Enteignete Lebensversicherungen wurden nach den Prinzipien entschädigt, wie sie die Gesetze zur Wiedergutmachung für Opfer nationalsozialistischer Verfolgung von 1949 und 1953 formulierten. Die Geschädigten sollten mit Hilfe der staatlichen Wiedergutmachungszahlungen nicht verfolgten Personen finanziell gleichgestellt werden. Die Bundesrepublik übernahm diese Zahlungen, weil sie sich in der Rechtsnachfolge des III. Reiches sah. Die Kosten für diese Entschädigung trägt der Staat, ausgezahlt wird über die Wiedergutmachungsbehörden.

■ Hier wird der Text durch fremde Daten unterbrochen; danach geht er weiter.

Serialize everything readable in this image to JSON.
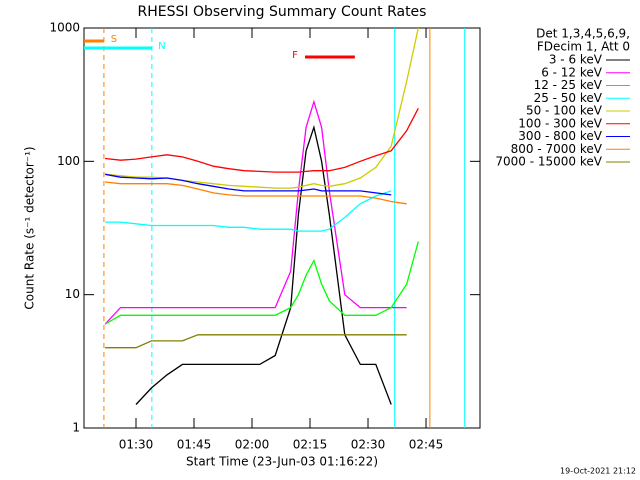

Kommentar zum Bundesentschädigungsgesetz

Die Ansprüche betrafen einerseits Policen, die verfolgungsbedingt vorzeitig gekündigt wurden, andererseits auch Policen, die der Staat direkt enteignet hatte.

Die Versicherungsunternehmen unterstützten die Entschädigungsverfahren in zweifacher Weise: Sie halfen den Anspruchstellern bei der Suche nach Unterlagen über ihre Lebensversicherung und berechneten die individuellen Entschädigungsbeträge im Auftrag des Staates.

Die Bundesrepublik Deutschland zahlte gemäß dem Luxemburger Abkommen von 1952 mehrere 100 Millionen DM an die Conference on Jewish Material Claims against Germany. Damit und über zusätzliche Zahlungen an jüdische Nachfolgeorganisationen wurden erbenlose und nicht angemeldeten Vermögensansprüche abgegolten.